Streit um Bildrechte

Ärger wegen Hugh und Bockwurst

Von Konrad Lischka

2. Teil: Das Geschäft der Paparazzo-Blogger

Solche Gesetze sollen Rechteinhaber gegen Menschen schützen, die sich bewusst auf Kosten anderer bereichern. Gegen Menschen wie den Blogger Mario Lavandeira zum Beispiel. Der 27-jährige New Yorker ist keiner der kleinen, wehrlosen Blogger. Er verdient mit seinem Prominenten-Blog unter dem Pseudonym Perez Hilton geschätzte 800.000 Dollar im Jahr.

Seine Klatschseite ist eines der meistbesuchten US-Blogs. Ein Monat Standard-Werbung kostet Anzeigenkunden 30.000 Dollar - die wird dann mehr als 100 Millionen Mal aufgerufen, wenn man den Statistiken von Mario Lavandeiras Werbevermarkter glaubt. Erstaunliche Summen für ein Ein-Mann-Unternehmen. Ein Grund könnte sein: Lavandeira bezahlt laut einer Klage nicht für die Paparazzi-Fotos, die er veröffentlicht. Fünf Paparazzi-Agenturen verlangen deshalb sieben Millionen Dollar Schadensersatz von ihm.

US-Promiblogs bezahlen Paparazzi

Die SPIEGEL ONLINE vorliegende Klageschrift listet auf 99 Seiten detailliert auf, welche Fotos Lavandeira in den vergangenen Jahren ohne Erlaubnis veröffentlicht hat, wie er Hinweise und Zahlungsaufforderungen ignoriert und einfach weiter Fotos von Beyoncé Knowles, Victoria Beckham und Britney Spears aus dem Netz fischt. Mit solchen Fotos hat Mario Lavandeira ein kleines Medienunternehmen aufgebaut.

Andere US-Promiblogs wie PinkIsTheNewBlog zahlen längst für alle Bilder, die sie veröffentlichen. Lavandeira hingegen sieht sich völlig im Recht. Über seinem Anwalt lässt er ausrichten, er könne die Fotos kostenlos nutzen, da er sie ja bearbeite, etwas hinzufüge, ein neues Werk schaffe.
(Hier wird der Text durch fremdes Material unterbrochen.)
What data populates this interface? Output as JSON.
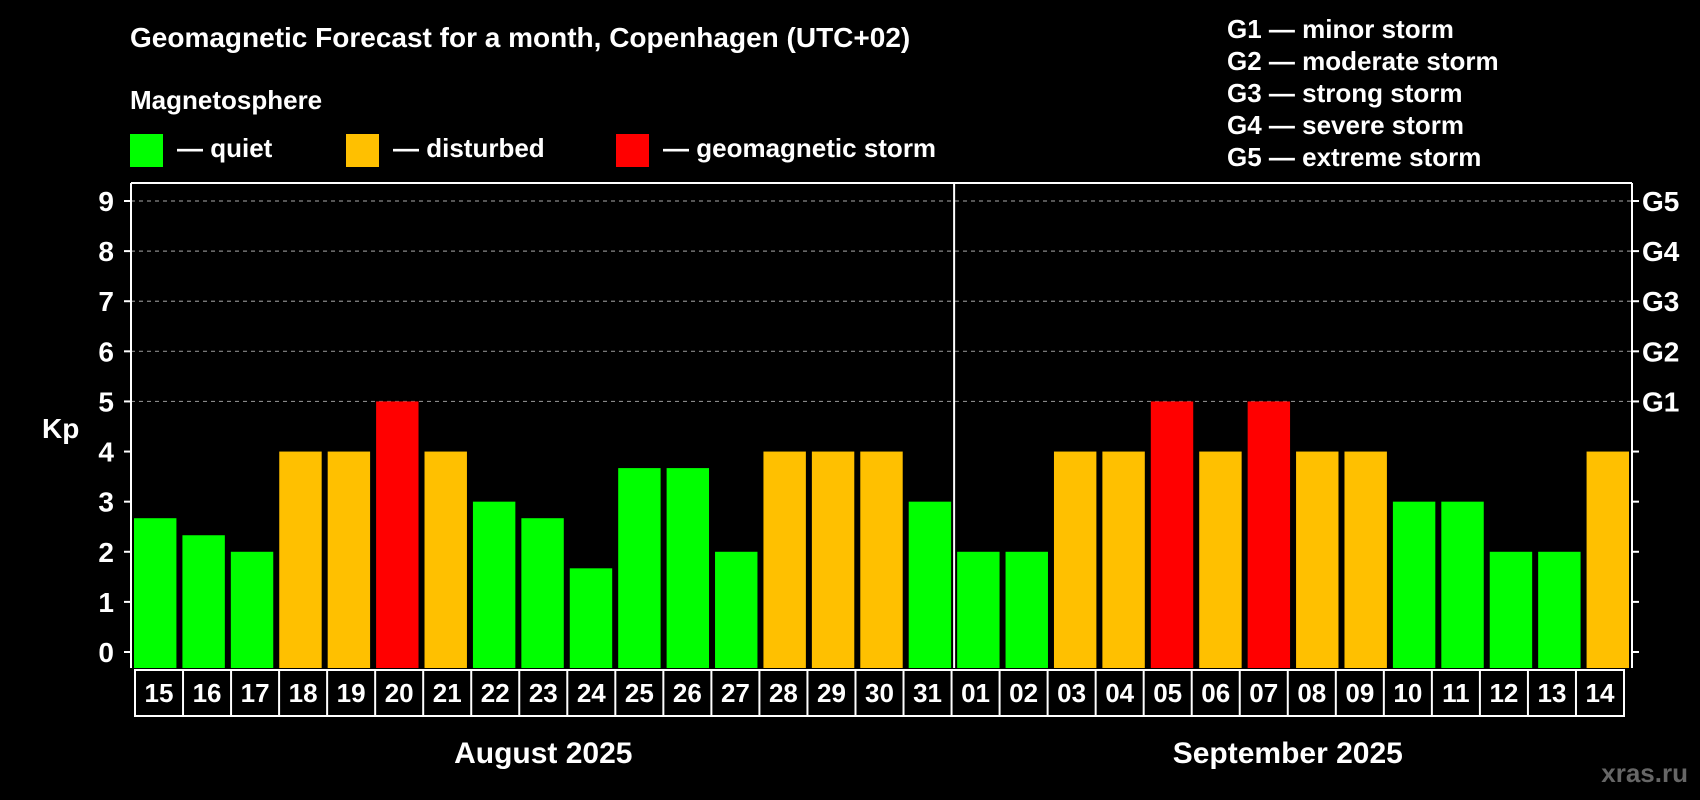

Das stimmt: Mit einem Bildbearbeitungsprogramm kritzelt er Koks-Linien in Fotos oder versieht einen auf Paparazzi losgehenden Hugh Grant mit der Aufschrift "schwul".

In diesem Stil macht Lavandeira auch nach der Klage einfach weiter: Er veröffentlicht unbeirrt neue Paparazzi-Fotos von Britney Spears, Kelly Osbourne und Whitney Houston. Vielleicht spekuliert er auf eine außergerichtliche Einigung mit den Paparazzi-Agenturen, vielleicht rechnet er sich mit seinen Anwälten tatsächlich Chancen aus, den Prozess zu gewinnen. Man kann das unternehmerische Chuzpe nennen. Die fehlt einem Freizeit-Blogger wie Carsten Knobloch. Er wird in dieser Woche wohl erstmal 699,40 Euro Abmahngebühren zahlen und dann seinen Urlaub für dieses Jahr streichen.